His functions at the court of Agen and Nérac were as multifarious as his genius was versatile. During the less important wars, which were continually springing up between Henry III. and the Béarnese king, he acted at different times as captain, engineer, camp-master, and chief financier of the army; and instead of gaining by these employments, he more frequently contributed to the cause. When in the tent, he would take his pen and draw up diplomatic notes, memorials, manifestoes, replies to the (Roman) Catholics, and remonstrances to the Reformed, with admirable promptitude. In council he prepared the speeches of the king of Navarre, and furnished him with suitable arguments to satisfy men of jealous or suspicious temperament.
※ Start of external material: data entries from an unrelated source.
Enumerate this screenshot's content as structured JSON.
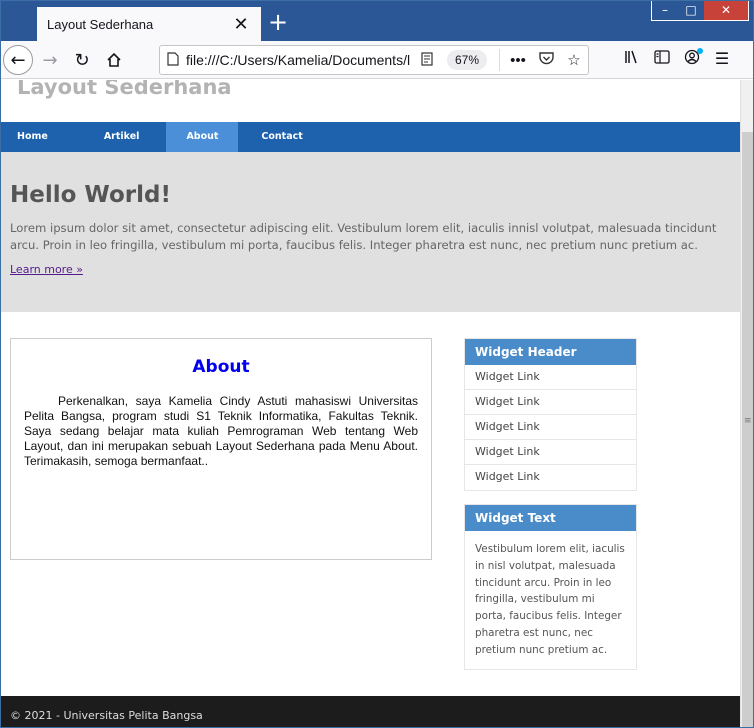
{
  "browser": {
    "tab_title": "Layout Sederhana",
    "tab_close": "✕",
    "new_tab": "+",
    "url": "file:///C:/Users/Kamelia/Documents/l",
    "zoom": "67%",
    "window_controls": {
      "minimize": "–",
      "maximize": "□",
      "close": "✕"
    }
  },
  "page": {
    "site_title": "Layout Sederhana",
    "nav": [
      {
        "label": "Home"
      },
      {
        "label": "Artikel"
      },
      {
        "label": "About",
        "active": true
      },
      {
        "label": "Contact"
      }
    ],
    "hero": {
      "heading": "Hello World!",
      "body": "Lorem ipsum dolor sit amet, consectetur adipiscing elit. Vestibulum lorem elit, iaculis innisl volutpat, malesuada tincidunt arcu. Proin in leo fringilla, vestibulum mi porta, faucibus felis. Integer pharetra est nunc, nec pretium nunc pretium ac.",
      "link": "Learn more »"
    },
    "about": {
      "heading": "About",
      "body": "Perkenalkan, saya Kamelia Cindy Astuti mahasiswi Universitas Pelita Bangsa, program studi S1 Teknik Informatika, Fakultas Teknik. Saya sedang belajar mata kuliah Pemrograman Web tentang Web Layout, dan ini merupakan sebuah Layout Sederhana pada Menu About. Terimakasih, semoga bermanfaat.."
    },
    "widget_links": {
      "header": "Widget Header",
      "links": [
        "Widget Link",
        "Widget Link",
        "Widget Link",
        "Widget Link",
        "Widget Link"
      ]
    },
    "widget_text": {
      "header": "Widget Text",
      "body": "Vestibulum lorem elit, iaculis in nisl volutpat, malesuada tincidunt arcu. Proin in leo fringilla, vestibulum mi porta, faucibus felis. Integer pharetra est nunc, nec pretium nunc pretium ac."
    },
    "footer": "© 2021 - Universitas Pelita Bangsa"
  },
  "colors": {
    "nav_bg": "#1e62ad",
    "nav_active": "#4a8fd8",
    "hero_bg": "#e0e0e0",
    "widget_header": "#4a8cca",
    "footer_bg": "#1c1c1c",
    "titlebar": "#2b5797"
  },
  "icons": [
    "back-icon",
    "forward-icon",
    "reload-icon",
    "home-icon",
    "page-icon",
    "reader-view-icon",
    "more-icon",
    "pocket-icon",
    "bookmark-star-icon",
    "library-icon",
    "sidebar-icon",
    "account-icon",
    "menu-icon"
  ]
}
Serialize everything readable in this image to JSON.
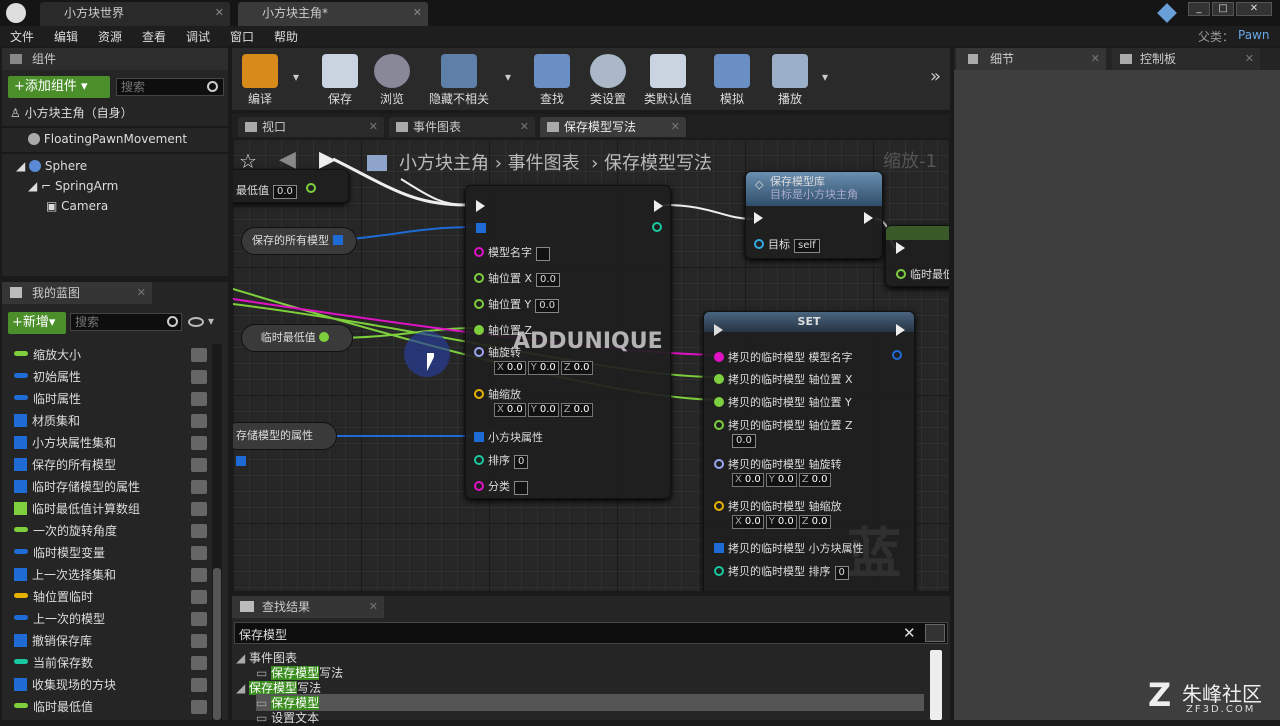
{
  "window": {
    "tabs": [
      "小方块世界",
      "小方块主角*"
    ],
    "parent_label": "父类：",
    "parent_value": "Pawn"
  },
  "menu": [
    "文件",
    "编辑",
    "资源",
    "查看",
    "调试",
    "窗口",
    "帮助"
  ],
  "components": {
    "title": "组件",
    "add_button": "添加组件",
    "search_placeholder": "搜索",
    "self_label": "小方块主角（自身）",
    "items": [
      "FloatingPawnMovement",
      "Sphere",
      "SpringArm",
      "Camera"
    ]
  },
  "toolbar": [
    "编译",
    "保存",
    "浏览",
    "隐藏不相关",
    "查找",
    "类设置",
    "类默认值",
    "模拟",
    "播放"
  ],
  "doc_tabs": [
    "视口",
    "事件图表",
    "保存模型写法"
  ],
  "breadcrumb": {
    "root": "小方块主角",
    "mid": "事件图表",
    "leaf": "保存模型写法",
    "zoom": "缩放-1"
  },
  "my_blueprint": {
    "title": "我的蓝图",
    "new_button": "新增",
    "search_placeholder": "搜索",
    "vars": [
      {
        "name": "缩放大小",
        "color": "#7ecf3e",
        "kind": "bar"
      },
      {
        "name": "初始属性",
        "color": "#1f6bd6",
        "kind": "bar"
      },
      {
        "name": "临时属性",
        "color": "#1f6bd6",
        "kind": "bar"
      },
      {
        "name": "材质集和",
        "color": "#1f6bd6",
        "kind": "grid"
      },
      {
        "name": "小方块属性集和",
        "color": "#1f6bd6",
        "kind": "grid"
      },
      {
        "name": "保存的所有模型",
        "color": "#1f6bd6",
        "kind": "grid"
      },
      {
        "name": "临时存储模型的属性",
        "color": "#1f6bd6",
        "kind": "grid"
      },
      {
        "name": "临时最低值计算数组",
        "color": "#7ecf3e",
        "kind": "grid"
      },
      {
        "name": "一次的旋转角度",
        "color": "#7ecf3e",
        "kind": "bar"
      },
      {
        "name": "临时模型变量",
        "color": "#1f6bd6",
        "kind": "bar"
      },
      {
        "name": "上一次选择集和",
        "color": "#1f6bd6",
        "kind": "grid"
      },
      {
        "name": "轴位置临时",
        "color": "#e6b400",
        "kind": "bar"
      },
      {
        "name": "上一次的模型",
        "color": "#1f6bd6",
        "kind": "bar"
      },
      {
        "name": "撤销保存库",
        "color": "#1f6bd6",
        "kind": "grid"
      },
      {
        "name": "当前保存数",
        "color": "#19c7a0",
        "kind": "bar"
      },
      {
        "name": "收集现场的方块",
        "color": "#1f6bd6",
        "kind": "grid"
      },
      {
        "name": "临时最低值",
        "color": "#7ecf3e",
        "kind": "bar"
      }
    ]
  },
  "graph": {
    "var_nodes": [
      "最低值",
      "保存的所有模型",
      "临时最低值",
      "存储模型的属性"
    ],
    "set_label": "SET",
    "min_val": "0.0",
    "make_node": {
      "pins": [
        "模型名字",
        "轴位置 X",
        "轴位置 Y",
        "轴位置 Z",
        "轴旋转",
        "轴缩放",
        "小方块属性",
        "排序",
        "分类"
      ],
      "x": "0.0",
      "y": "0.0",
      "z": "0.0"
    },
    "call_node": {
      "title": "保存模型库",
      "subtitle": "目标是小方块主角",
      "target": "目标",
      "self": "self"
    },
    "right_node": "临时最低",
    "set_node": {
      "title": "SET",
      "pins": [
        "拷贝的临时模型 模型名字",
        "拷贝的临时模型 轴位置 X",
        "拷贝的临时模型 轴位置 Y",
        "拷贝的临时模型 轴位置 Z",
        "拷贝的临时模型 轴旋转",
        "拷贝的临时模型 轴缩放",
        "拷贝的临时模型 小方块属性",
        "拷贝的临时模型 排序"
      ]
    },
    "watermark": "ADDUNIQUE",
    "corner_mark": "蓝图",
    "order_val": "0"
  },
  "details": {
    "tab1": "细节",
    "tab2": "控制板"
  },
  "find": {
    "title": "查找结果",
    "query": "保存模型",
    "results": [
      {
        "hl": "",
        "text": "事件图表",
        "indent": 0
      },
      {
        "hl": "保存模型",
        "text": "写法",
        "indent": 1
      },
      {
        "hl": "保存模型",
        "text": "写法",
        "indent": 0
      },
      {
        "hl": "保存模型",
        "text": "",
        "indent": 1
      },
      {
        "hl": "",
        "text": "设置文本",
        "indent": 1
      }
    ]
  },
  "logo": {
    "name": "朱峰社区",
    "url": "ZF3D.COM"
  }
}
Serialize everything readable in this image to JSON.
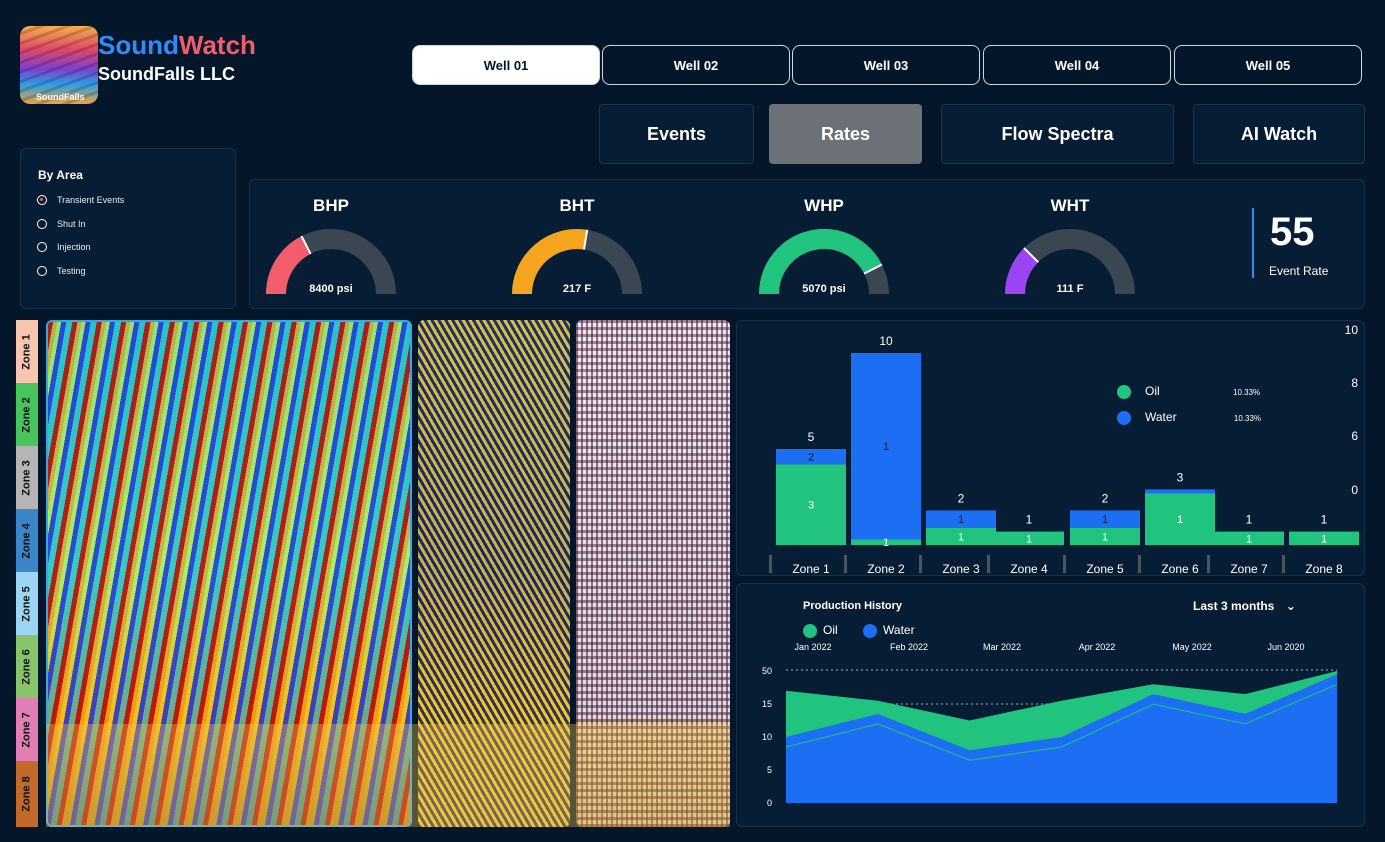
{
  "brand": {
    "logo_text": "SoundFalls",
    "name_part1": "Sound",
    "name_part2": "Watch",
    "company": "SoundFalls LLC"
  },
  "wells": [
    "Well 01",
    "Well 02",
    "Well 03",
    "Well 04",
    "Well 05"
  ],
  "active_well": "Well 01",
  "main_tabs": [
    "Events",
    "Rates",
    "Flow Spectra",
    "AI Watch"
  ],
  "active_tab": "Rates",
  "area_filter": {
    "title": "By Area",
    "options": [
      "Transient Events",
      "Shut In",
      "Injection",
      "Testing"
    ],
    "selected": "Transient Events"
  },
  "gauges": [
    {
      "title": "BHP",
      "value": "8400 psi",
      "fill": 0.35,
      "color": "#f25d6c"
    },
    {
      "title": "BHT",
      "value": "217 F",
      "fill": 0.55,
      "color": "#f5a51e"
    },
    {
      "title": "WHP",
      "value": "5070 psi",
      "fill": 0.85,
      "color": "#21c47f"
    },
    {
      "title": "WHT",
      "value": "111 F",
      "fill": 0.25,
      "color": "#9b45f5"
    }
  ],
  "event_rate": {
    "value": "55",
    "label": "Event Rate"
  },
  "zones": [
    {
      "label": "Zone 1",
      "color": "#f7c6b0"
    },
    {
      "label": "Zone 2",
      "color": "#48c45c"
    },
    {
      "label": "Zone 3",
      "color": "#b5b5b5"
    },
    {
      "label": "Zone 4",
      "color": "#3b86c8"
    },
    {
      "label": "Zone 5",
      "color": "#9ad6f4"
    },
    {
      "label": "Zone 6",
      "color": "#88c46a"
    },
    {
      "label": "Zone 7",
      "color": "#e17fb5"
    },
    {
      "label": "Zone 8",
      "color": "#c36a2a"
    }
  ],
  "colors": {
    "oil": "#21c47f",
    "water": "#1c6ff2",
    "accent": "#2f8cff"
  },
  "chart_data": [
    {
      "type": "bar",
      "categories": [
        "Zone 1",
        "Zone 2",
        "Zone 3",
        "Zone 4",
        "Zone 5",
        "Zone 6",
        "Zone 7",
        "Zone 8"
      ],
      "series": [
        {
          "name": "Oil",
          "values": [
            3,
            1,
            1,
            1,
            1,
            1,
            1,
            1
          ]
        },
        {
          "name": "Water",
          "values": [
            2,
            1,
            1,
            0,
            1,
            0,
            0,
            0
          ]
        }
      ],
      "bar_value_labels": [
        3,
        1,
        1,
        1,
        1,
        1,
        1,
        1
      ],
      "bar_value_labels_water": [
        "2",
        "1",
        "1",
        "",
        "1",
        "",
        "",
        ""
      ],
      "totals": [
        5,
        10,
        2,
        1,
        2,
        3,
        1,
        1
      ],
      "bar_heights": [
        5,
        10,
        1.8,
        0.7,
        1.8,
        2.9,
        0.7,
        0.7
      ],
      "oil_share": [
        4.2,
        0.3,
        0.9,
        0.7,
        0.9,
        2.7,
        0.7,
        0.7
      ],
      "y_ticks": [
        "10",
        "8",
        "6",
        "0"
      ],
      "ylim": [
        0,
        10
      ],
      "legend": [
        {
          "name": "Oil",
          "pct": "10.33%"
        },
        {
          "name": "Water",
          "pct": "10.33%"
        }
      ]
    },
    {
      "type": "area",
      "title": "Production History",
      "range_label": "Last 3 months",
      "x": [
        "Jan 2022",
        "Feb 2022",
        "Mar 2022",
        "Apr 2022",
        "May 2022",
        "Jun 2020"
      ],
      "y_ticks": [
        "50",
        "15",
        "10",
        "5",
        "0"
      ],
      "series": [
        {
          "name": "Oil",
          "values": [
            3.4,
            3.1,
            2.5,
            3.1,
            3.6,
            3.3,
            4.0
          ]
        },
        {
          "name": "Water",
          "values": [
            2.0,
            2.7,
            1.6,
            2.0,
            3.3,
            2.7,
            3.9
          ]
        }
      ],
      "legend": [
        "Oil",
        "Water"
      ]
    }
  ]
}
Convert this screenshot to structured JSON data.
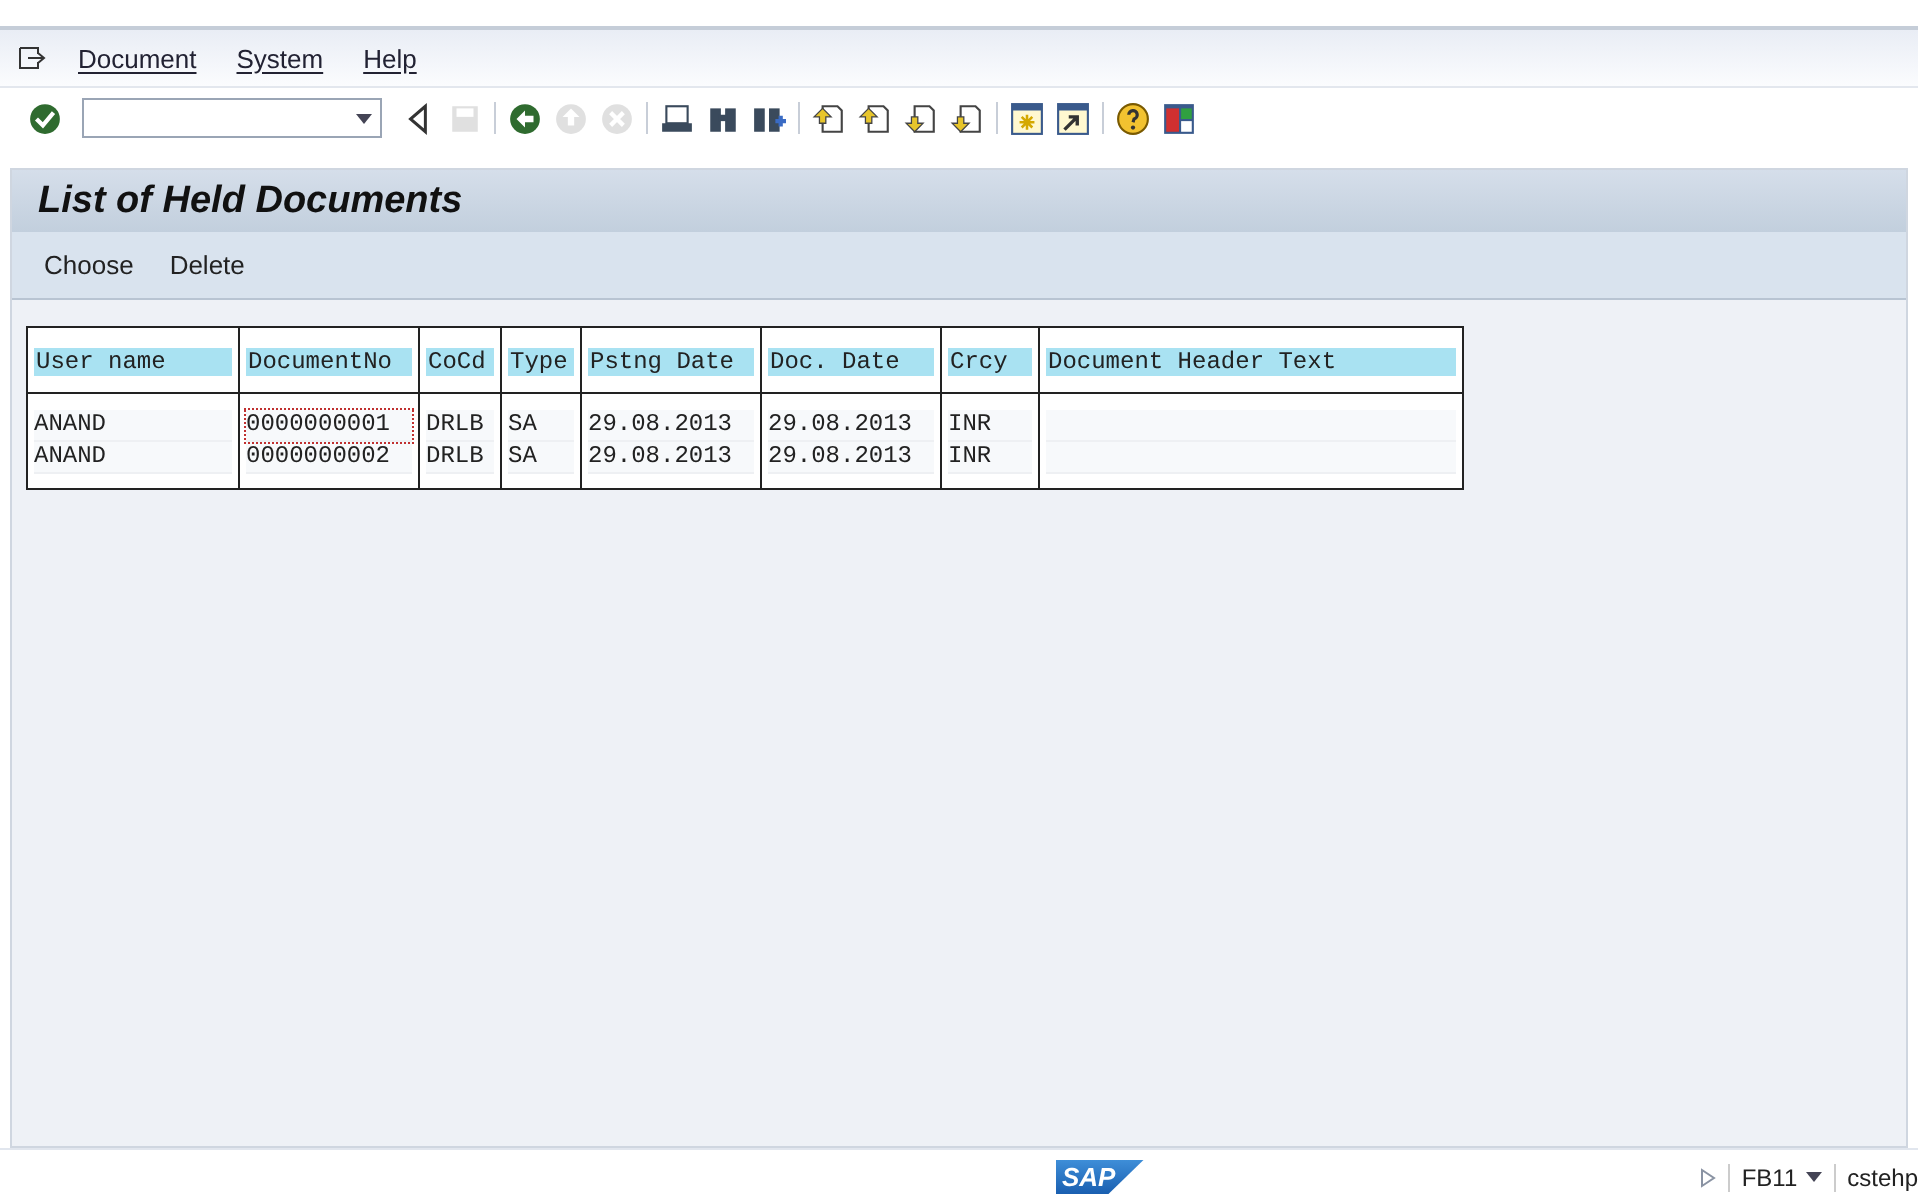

He visited the court of France in order to defend the interests of his co-religionists. Henry III. asked him one day, how a man of his science and capacity could be a Huguenot; “Have you never read,” he asked, “the Catholic doctors?” “I have not only read the Catholic doctors,” was Mornay’s reply, “but I have read them with earnestness; for I am flesh and blood, like another man, and was not born without ambition. I should have been very glad to have discovered what would have quieted my conscience, in order that I might have participated in the wealth and honours which you distribute, and from the enjoyment of which my religion excludes me. But everywhere I have found arguments to fortify my belief; and worldly considerations should always yield to those of conscience.” Noble words, and passing strange to have been spoken at the court of the Valois, and of Catherine de Medicis!